10.1. Union/FIND¶
10.1.1. Disjoint Sets and Equivalence Classes¶
Sometimes we have a collection of objects that we want to divide into separate sets.
10.1.2. Approach¶
Each object initially is a separate node in its own tree.
When two objects are “equivalent”, then add them to the same tree.
Key question: Given two nodes, are they in the same tree?

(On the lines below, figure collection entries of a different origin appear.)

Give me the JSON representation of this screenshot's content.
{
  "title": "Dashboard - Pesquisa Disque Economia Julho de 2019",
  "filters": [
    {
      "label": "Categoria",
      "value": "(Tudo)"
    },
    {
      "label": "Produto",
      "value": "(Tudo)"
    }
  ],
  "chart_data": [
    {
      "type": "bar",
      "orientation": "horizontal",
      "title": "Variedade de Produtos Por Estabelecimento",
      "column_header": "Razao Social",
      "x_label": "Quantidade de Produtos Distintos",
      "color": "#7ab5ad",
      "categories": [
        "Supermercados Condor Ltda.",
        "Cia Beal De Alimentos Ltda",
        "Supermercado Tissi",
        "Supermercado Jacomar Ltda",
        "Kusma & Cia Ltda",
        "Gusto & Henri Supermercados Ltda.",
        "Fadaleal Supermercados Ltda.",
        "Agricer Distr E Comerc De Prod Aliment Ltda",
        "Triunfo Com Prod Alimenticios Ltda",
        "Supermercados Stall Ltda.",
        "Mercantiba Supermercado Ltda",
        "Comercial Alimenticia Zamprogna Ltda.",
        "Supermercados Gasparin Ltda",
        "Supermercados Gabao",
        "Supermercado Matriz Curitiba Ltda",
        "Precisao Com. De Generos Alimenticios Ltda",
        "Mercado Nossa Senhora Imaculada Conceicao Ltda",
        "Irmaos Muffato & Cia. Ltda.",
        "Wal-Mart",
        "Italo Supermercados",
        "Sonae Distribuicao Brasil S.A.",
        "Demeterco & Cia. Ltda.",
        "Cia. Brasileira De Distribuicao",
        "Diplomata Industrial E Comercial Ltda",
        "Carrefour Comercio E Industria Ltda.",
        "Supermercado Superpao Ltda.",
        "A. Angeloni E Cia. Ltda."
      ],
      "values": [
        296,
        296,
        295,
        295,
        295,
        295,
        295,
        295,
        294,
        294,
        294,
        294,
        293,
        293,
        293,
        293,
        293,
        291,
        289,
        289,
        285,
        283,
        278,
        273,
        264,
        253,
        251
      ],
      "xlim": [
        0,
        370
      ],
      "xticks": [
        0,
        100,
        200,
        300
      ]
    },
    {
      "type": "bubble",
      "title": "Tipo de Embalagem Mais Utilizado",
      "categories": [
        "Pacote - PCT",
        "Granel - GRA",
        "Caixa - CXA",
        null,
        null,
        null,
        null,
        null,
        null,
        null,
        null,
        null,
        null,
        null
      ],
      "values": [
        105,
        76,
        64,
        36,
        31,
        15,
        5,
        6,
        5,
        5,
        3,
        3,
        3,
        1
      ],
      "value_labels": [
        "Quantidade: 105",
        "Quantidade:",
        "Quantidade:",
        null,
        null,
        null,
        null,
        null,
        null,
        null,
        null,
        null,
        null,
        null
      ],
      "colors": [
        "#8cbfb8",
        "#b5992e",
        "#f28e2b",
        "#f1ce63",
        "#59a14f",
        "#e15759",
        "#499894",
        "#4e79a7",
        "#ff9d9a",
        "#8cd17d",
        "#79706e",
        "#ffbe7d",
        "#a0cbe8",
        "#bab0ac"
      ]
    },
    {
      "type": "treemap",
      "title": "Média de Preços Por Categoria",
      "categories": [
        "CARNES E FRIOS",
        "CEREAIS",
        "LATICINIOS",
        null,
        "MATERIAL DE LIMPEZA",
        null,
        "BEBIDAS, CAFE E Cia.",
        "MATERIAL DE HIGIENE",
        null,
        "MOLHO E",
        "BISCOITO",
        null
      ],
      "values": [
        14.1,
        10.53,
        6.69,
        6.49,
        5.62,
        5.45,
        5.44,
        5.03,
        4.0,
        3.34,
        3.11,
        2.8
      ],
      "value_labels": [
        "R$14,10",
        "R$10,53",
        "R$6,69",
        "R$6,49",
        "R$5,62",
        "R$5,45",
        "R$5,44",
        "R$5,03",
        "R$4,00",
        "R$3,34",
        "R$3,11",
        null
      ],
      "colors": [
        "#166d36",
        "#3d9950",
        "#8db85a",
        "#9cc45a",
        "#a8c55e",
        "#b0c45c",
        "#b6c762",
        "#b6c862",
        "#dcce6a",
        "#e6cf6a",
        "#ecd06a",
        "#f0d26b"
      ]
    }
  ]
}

10.1.3. Parent Pointer Implementation¶
10.1.4. Union/FIND¶
// General Tree implementation for UNION/FIND
public class ParPtrTree {
private int[] array; // Node array
ParPtrTree(int size) {
array = new int[size]; // Create node array
for (int i=0; i<size; i++) {
array[i] = -1; // Each node is its own root to start
}
}
// Merge two subtrees if they are different
public void UNION(int a, int b) {
int root1 = FIND(a); // Find root of node a
int root2 = FIND(b); // Find root of node b
if (root1 != root2) { // Merge two trees
array[root1] = root2;
}
}
// Return the root of curr's tree
public int FIND(int curr) {
while (array[curr] != -1) {
curr = array[curr];
}
return curr; // Now at root
}
}
10.1.5. Weighted Union¶
A key goal is to keep the depth of nodes as shallow as possible (consistent with efficient processing).
Weighted Union rule:
When two trees are unioned, add one with fewer nodes as a child of the root of the tree with more nodes.
Depth is \(O(\log n)\)